茶道の大成者である千利休は既に秀吉の命で自刃しており、この時代、茶道界のトップに立っていたのは利休高弟の古田織部である。美濃の小大名だった織部は朝鮮には出兵せず、唐津にほど近い、波戸岬の丘陵に築かれた朝鮮出兵のための本陣、名護屋城で秀吉に随従していた。朝鮮人陶工を連れ帰って日本で焼物と作らせるという施策は、戦地の悲惨を知らなかった秀吉と織部の夢の名残かもしれない。ただ実際に朝鮮人陶工たちを抱えた大名たちの目的は、必ずしも茶道具を作ることにはなく、焼物先進国である朝鮮人を使った殖産にあったのではなかろうか。特に唐津はその気配が強い。
織部が茶道界の頂点に立って活躍したのは、利休自刃の天正十九年(一五九一年)から、徳川家から謀反の嫌疑をかけられ自刃して果てる慶長二十年(一六一五年)までの二十五年ほどである。この間、織部は武将たちに茶道を指南するかたわら、精力的に茶碗や水指、懐石用の食器などの制作を指導した。織部が直接的に作陶を指導したと思われるのは領地内にあった美濃窯である。天正から慶長期の美濃窯はほとんど茶陶しか焼いていない。特に織部焼の器形を歪ませ、斬新な模様を施す意匠は織部の強い個性が投影された焼物である。それまでの日本になかったのはもちろん、世界中を見渡してもこのような焼物を発案した者は皆無である。
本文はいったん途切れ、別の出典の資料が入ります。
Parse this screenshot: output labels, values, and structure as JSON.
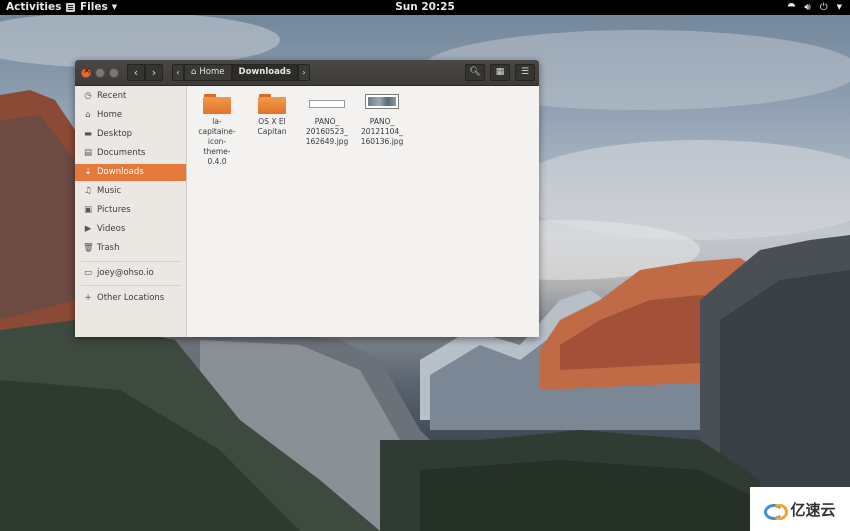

織部の作陶指導は伊賀窯や朝鮮にまで及んでいる。型紙(どのような陶器を作るのか、紙で型を作って指示する設計書)を使って発注したのだろう、明らかに織部の好みが反映された御所丸と呼ばれる高麗(朝鮮)茶碗が残っている。織部はもちろん、秀吉とともに滞在した九州でも唐津窯に好みの陶器を発注している。
【参考図版】絵唐津沓茶碗 和泉市久保惣記念美術館蔵
絵唐津沓茶碗は織部の指導で作られている。しかし全盛期の織部焼の特徴である、器体の歪みと斬新な模様が施された古唐津は意外なほど少ない。朝鮮にまで発注して好みの茶碗を作らせているので、唐津が都から離れているため指導が行き届かなかったのだとは言えないように思う。織部は唐津焼で抹茶碗を作ることに、あまり魅力を感じていなかったのではあるまいか。織部様式の古唐津は茶碗よりも花入れや水指などに多い。最も数多く焼かれた織部様式の古唐津は向付用の皿だろう。
古唐向付(阿房谷窯) 見込と高台 (著者蔵)
口径十三・八×高さ四・九センチ、口径十三・五×高さ四・八センチ(いずれも最大値)
古唐盃台(内田皿屋窯) (著者蔵)
口径十四・三×高さ五・八センチ、口径十三・五×高さ四・八センチ(いずれも最大値)
見込と高台
全盛期の織部焼に比べればおとなしいが、器形を歪ませるその手法は織部好みである。茶陶として織部様式の向付などが盛んに発注されたことは、その違例の数からもうかがい知ることができる。明らかに室町・桃山時代から伝世した古唐津碗は驚くほど少ないが、水指、花入れ、壺、向付で伝世した古唐津はかなりの数にのぼる。特に向付は日本では食器は五客を一揃いとするので最も伝世の数が多いだろう。古唐津というと抹茶碗のイメージが強いが、茶人たちが唐津に茶道具を発注する場合は、茶碗以外の茶陶が多かったのではないだろうか。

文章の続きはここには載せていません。